あの人、俺とぶつかりそうになった時もあんなふうに勢いで飛び出していったんだろうな。
危険だ。
「台本はこれで全部でしょうか?」
「ええ、後は後半の質問コーナーはアドリブになるので注意するのはそこくらいだと思います」
「わかりました。後はこのパピヨン執事に安心して任せてください」
山田さんはトンッと自分の胸を軽く叩いてそう言うと俺に台本を手渡す。
もう台本を全部覚えたのだろうか。
『皆様、大変長らくお待たせいたしました。只今より~』
彼の準備が整ったのを見計らうかのように、舞台のスピーカーからイベント開始の告知が聞こえてくる。
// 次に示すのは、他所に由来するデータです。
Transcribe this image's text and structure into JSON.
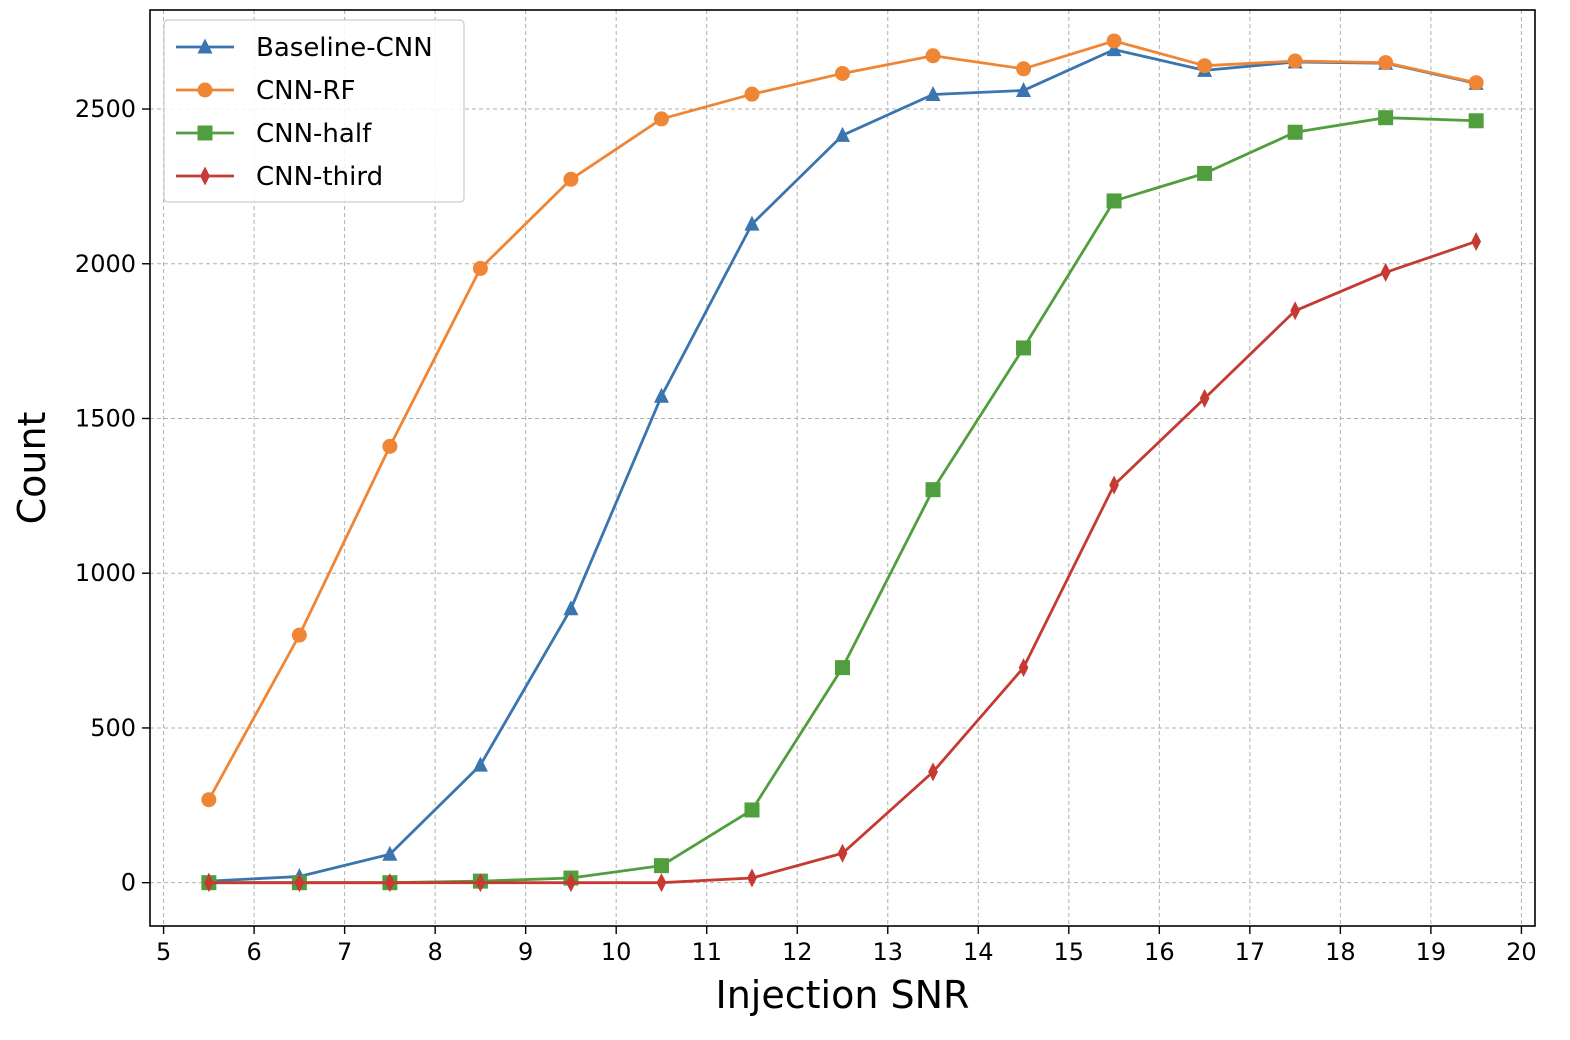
{
  "chart_data": {
    "type": "line",
    "title": "",
    "xlabel": "Injection SNR",
    "ylabel": "Count",
    "xlim": [
      4.85,
      20.15
    ],
    "ylim": [
      -140,
      2820
    ],
    "xticks": [
      5,
      6,
      7,
      8,
      9,
      10,
      11,
      12,
      13,
      14,
      15,
      16,
      17,
      18,
      19,
      20
    ],
    "yticks": [
      0,
      500,
      1000,
      1500,
      2000,
      2500
    ],
    "grid": true,
    "legend_position": "top-left",
    "x": [
      5.5,
      6.5,
      7.5,
      8.5,
      9.5,
      10.5,
      11.5,
      12.5,
      13.5,
      14.5,
      15.5,
      16.5,
      17.5,
      18.5,
      19.5
    ],
    "series": [
      {
        "name": "Baseline-CNN",
        "color": "#3b75af",
        "marker": "triangle",
        "values": [
          5,
          20,
          92,
          380,
          885,
          1572,
          2128,
          2415,
          2547,
          2560,
          2692,
          2625,
          2652,
          2648,
          2583
        ]
      },
      {
        "name": "CNN-RF",
        "color": "#ef8636",
        "marker": "circle",
        "values": [
          268,
          800,
          1410,
          1985,
          2273,
          2468,
          2548,
          2615,
          2672,
          2630,
          2720,
          2640,
          2655,
          2650,
          2585
        ]
      },
      {
        "name": "CNN-half",
        "color": "#519e3e",
        "marker": "square",
        "values": [
          0,
          0,
          0,
          5,
          15,
          55,
          235,
          695,
          1270,
          1728,
          2203,
          2292,
          2425,
          2472,
          2462
        ]
      },
      {
        "name": "CNN-third",
        "color": "#c53a32",
        "marker": "diamond",
        "values": [
          0,
          0,
          0,
          0,
          0,
          0,
          15,
          95,
          358,
          695,
          1285,
          1565,
          1848,
          1972,
          2072
        ]
      }
    ]
  }
}
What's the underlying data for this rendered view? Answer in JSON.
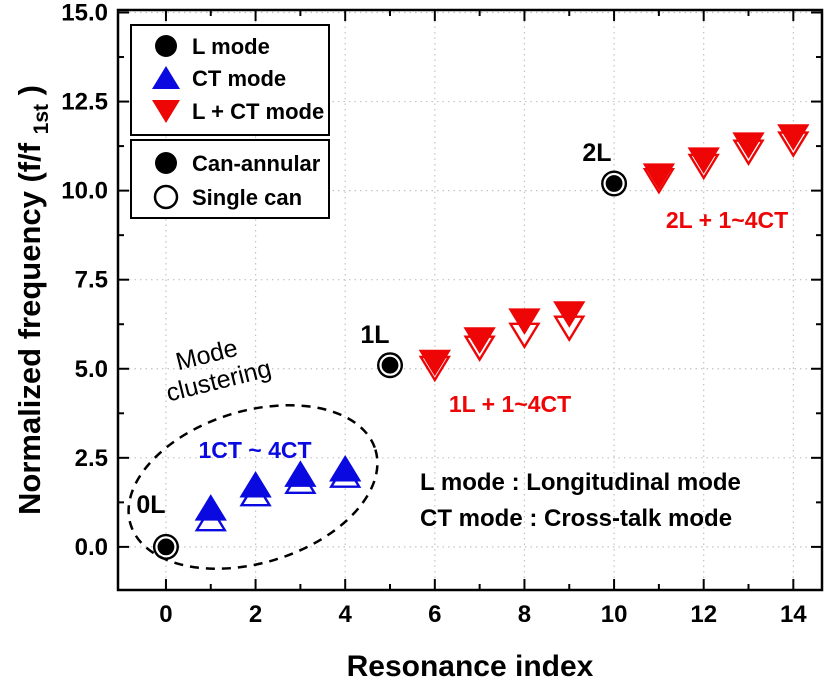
{
  "chart_data": {
    "type": "scatter",
    "title": "",
    "xlabel": "Resonance index",
    "ylabel": {
      "part1": "Normalized frequency (f/f",
      "sub": "1st",
      "part2": ")"
    },
    "xlim": [
      -1.07,
      14.64
    ],
    "ylim": [
      -1.21,
      15.07
    ],
    "x_major_ticks": [
      0,
      2,
      4,
      6,
      8,
      10,
      12,
      14
    ],
    "x_minor_ticks": [
      1,
      3,
      5,
      7,
      9,
      11,
      13
    ],
    "x_tick_labels": [
      "0",
      "2",
      "4",
      "6",
      "8",
      "10",
      "12",
      "14"
    ],
    "y_major_ticks": [
      0,
      2.5,
      5,
      7.5,
      10,
      12.5,
      15
    ],
    "y_minor_ticks": [
      1.25,
      3.75,
      6.25,
      8.75,
      11.25,
      13.75
    ],
    "y_tick_labels": [
      "0.0",
      "2.5",
      "5.0",
      "7.5",
      "10.0",
      "12.5",
      "15.0"
    ],
    "grid": "dotted",
    "legend_position": "upper-left",
    "colors": {
      "l_mode": "#000000",
      "ct_mode": "#0a0ae0",
      "l_ct_mode": "#ee0505",
      "grid": "#c3c3c3"
    },
    "series": [
      {
        "name": "L mode (can-annular)",
        "marker": "circle",
        "style": "filled",
        "color": "#000000",
        "points": [
          [
            0,
            0.0
          ],
          [
            5,
            5.1
          ],
          [
            10,
            10.2
          ]
        ]
      },
      {
        "name": "CT mode (single can)",
        "marker": "triangle-up",
        "style": "open",
        "color": "#0a0ae0",
        "points": [
          [
            1,
            0.75
          ],
          [
            2,
            1.45
          ],
          [
            3,
            1.8
          ],
          [
            4,
            1.97
          ]
        ]
      },
      {
        "name": "CT mode (can-annular)",
        "marker": "triangle-up",
        "style": "filled",
        "color": "#0a0ae0",
        "points": [
          [
            1,
            1.05
          ],
          [
            2,
            1.7
          ],
          [
            3,
            2.0
          ],
          [
            4,
            2.15
          ]
        ]
      },
      {
        "name": "L + CT mode (single can)",
        "marker": "triangle-down",
        "style": "open",
        "color": "#ee0505",
        "points": [
          [
            6,
            5.05
          ],
          [
            7,
            5.62
          ],
          [
            8,
            5.98
          ],
          [
            9,
            6.18
          ],
          [
            11,
            10.32
          ],
          [
            12,
            10.72
          ],
          [
            13,
            11.12
          ],
          [
            14,
            11.35
          ]
        ]
      },
      {
        "name": "L + CT mode (can-annular)",
        "marker": "triangle-down",
        "style": "filled",
        "color": "#ee0505",
        "points": [
          [
            6,
            5.22
          ],
          [
            7,
            5.85
          ],
          [
            8,
            6.38
          ],
          [
            9,
            6.58
          ],
          [
            11,
            10.45
          ],
          [
            12,
            10.9
          ],
          [
            13,
            11.32
          ],
          [
            14,
            11.55
          ]
        ]
      }
    ]
  },
  "legend_modes": {
    "items": [
      {
        "label": "L mode"
      },
      {
        "label": "CT mode"
      },
      {
        "label": "L + CT mode"
      }
    ]
  },
  "legend_can": {
    "items": [
      {
        "label": "Can-annular"
      },
      {
        "label": "Single can"
      }
    ]
  },
  "annotations": {
    "zero_l": "0L",
    "one_l": "1L",
    "two_l": "2L",
    "ct_cluster": "1CT ~ 4CT",
    "one_l_ct": "1L + 1~4CT",
    "two_l_ct": "2L + 1~4CT",
    "mode_clustering_line1": "Mode",
    "mode_clustering_line2": "clustering",
    "l_mode_note": "L mode : Longitudinal mode",
    "ct_mode_note": "CT mode : Cross-talk mode"
  }
}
はてさて、山田さんの方はいいとして、主役である伊藤さんの方は大丈夫だろうか。
心配になって彼女の方を振り返ると――。
「オーケーオーケー、問題ないって! アタシもとっくにスイッチオンよ!」
そこには先程までとは全く違う、いつもの自信に満ちたヤオチューバーモード伊藤さんことイトキンがそこにいた。
うん、大丈夫そうだ。
ただひとつだけ心配なのは憧れの彼女(イトキン)の頭上でくるくる飛び回っている我が娘の浮かれ具合だけだろうか。
お父さん、なんだかいろいろな意味で心配です。